Hello again,
After giving some thought about this issue, I'd like to show my own solution (i.e. answer my own question).
But before that, my opinion about multicycles: I'm generally in favor of using clock enables instead of multiple clocks whenever possible. The worst thing about being generous with clocks is that each core has its own set of clocks, and before you know it, you're out of clock resources.
Personally, I try to keep my HDL reusable, which generally means to use device-dependent resources as little as possible. For example, I don't know of a portable way to make a pipelined multiplier (I know, of course, how to do that with Coregen).
So to summarize my opinion, I do prefer a single clock, with clock enables within the core, in order to make it easier to reuse. And this brings up the need for a reliable way to define multi-cycle paths.
----------------------
Now to my suggestion: The problem is that paths which end up in the flip-flops' CE pin are taken for multi-cycle paths. After all, the CE is sampled by the flip-flop on every clock. So let's exclude exactly those paths.
With the example I gave in the beginning, let's change the UCF to:
NET "clk" TNM_NET = "clk"; TIMESPEC "TS_clk" = PERIOD "clk" 10 ns HIGH 50 %; NET "en" TNM = FFS "tgrp_en"; TIMESPEC "ts_multipath" = FROM "tgrp_en" TO "tgrp_en" "TS_clk" * 4;
PIN "*.CE" TPSYNC="tgrp_ces"; TIMESPEC "ts_no_multipath" = FROM "tgrp_en" TO "tgrp_ces" "TS_clk";
The first four lines are like before (except I've corrected "tgrp_en" to include flip-flops only).
And then comes the fix: The two rows next pick all paths which start at multi-cycled flip-flops, but end at CE pins.

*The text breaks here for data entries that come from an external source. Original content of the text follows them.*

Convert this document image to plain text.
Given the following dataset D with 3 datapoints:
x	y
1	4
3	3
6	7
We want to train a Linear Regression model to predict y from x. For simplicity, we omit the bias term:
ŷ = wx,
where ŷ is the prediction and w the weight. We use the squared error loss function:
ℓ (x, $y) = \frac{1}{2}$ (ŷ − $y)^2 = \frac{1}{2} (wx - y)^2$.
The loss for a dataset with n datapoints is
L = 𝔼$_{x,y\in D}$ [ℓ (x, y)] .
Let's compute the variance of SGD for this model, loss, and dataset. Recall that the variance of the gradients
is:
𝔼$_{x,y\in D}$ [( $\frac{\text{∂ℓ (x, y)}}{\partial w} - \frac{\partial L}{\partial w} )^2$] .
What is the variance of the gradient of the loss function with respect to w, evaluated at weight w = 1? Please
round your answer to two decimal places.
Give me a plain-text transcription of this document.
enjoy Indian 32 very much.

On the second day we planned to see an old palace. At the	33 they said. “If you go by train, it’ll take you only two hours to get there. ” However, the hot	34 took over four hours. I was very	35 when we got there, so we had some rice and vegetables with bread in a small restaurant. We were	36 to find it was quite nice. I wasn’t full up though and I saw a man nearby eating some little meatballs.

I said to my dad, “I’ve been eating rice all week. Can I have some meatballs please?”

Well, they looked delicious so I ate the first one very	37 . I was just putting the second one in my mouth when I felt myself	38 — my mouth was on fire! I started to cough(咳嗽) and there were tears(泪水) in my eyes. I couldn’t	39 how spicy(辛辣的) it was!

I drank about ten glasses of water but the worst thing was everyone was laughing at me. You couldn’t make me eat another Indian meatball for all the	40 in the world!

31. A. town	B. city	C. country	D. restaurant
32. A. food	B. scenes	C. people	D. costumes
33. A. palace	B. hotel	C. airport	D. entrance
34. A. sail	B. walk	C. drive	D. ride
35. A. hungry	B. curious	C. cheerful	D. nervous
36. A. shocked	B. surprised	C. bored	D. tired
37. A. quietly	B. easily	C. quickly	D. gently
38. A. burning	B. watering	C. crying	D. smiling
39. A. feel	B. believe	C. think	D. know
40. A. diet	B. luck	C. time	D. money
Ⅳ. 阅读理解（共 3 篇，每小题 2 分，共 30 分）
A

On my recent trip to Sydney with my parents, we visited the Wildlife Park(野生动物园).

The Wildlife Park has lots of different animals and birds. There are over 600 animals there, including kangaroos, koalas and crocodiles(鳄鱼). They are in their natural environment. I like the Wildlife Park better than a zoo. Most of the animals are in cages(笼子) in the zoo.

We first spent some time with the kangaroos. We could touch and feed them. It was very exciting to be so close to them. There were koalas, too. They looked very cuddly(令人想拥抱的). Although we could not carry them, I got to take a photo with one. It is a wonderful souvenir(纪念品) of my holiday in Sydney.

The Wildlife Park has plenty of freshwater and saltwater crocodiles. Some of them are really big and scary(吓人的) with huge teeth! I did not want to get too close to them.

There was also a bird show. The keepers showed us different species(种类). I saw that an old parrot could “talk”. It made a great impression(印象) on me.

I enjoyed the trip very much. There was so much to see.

These paths are returned to their original, single-cycle timing.
So what we have now is this: If a path begins at a flip-flop which changes value every 4 clocks, and ends at a flip-flop which samples at the same clock enable, that path can take longer. This statement is now true, because we've excluded paths that end on the CE pin, which is sampled on every clock.
Note that if the relevant paths are crossing clock domains or are used against flip-flops which sample on reverse edge of the clock, we might mess things up. So I would suggest using a more specific definition for "tgrp_ces" ("*.CE" is just for the example).
Does anyone see a problem with this?
By the way, I *was* somewhat worried that the timing calculation would change. It wasn't clear to me if referring to the flip-flop's CE pin in the TPSYNC constraint rather than using the INST/TNM pair for the entire flip-flop, would change the timing endpoint, resulting in a different timing calculation. But it turns out that the tools include Tceck (CE to clock) in both cases, which results in identical calculations (at least where I managed to compare them).
So what do you say about this?
Eli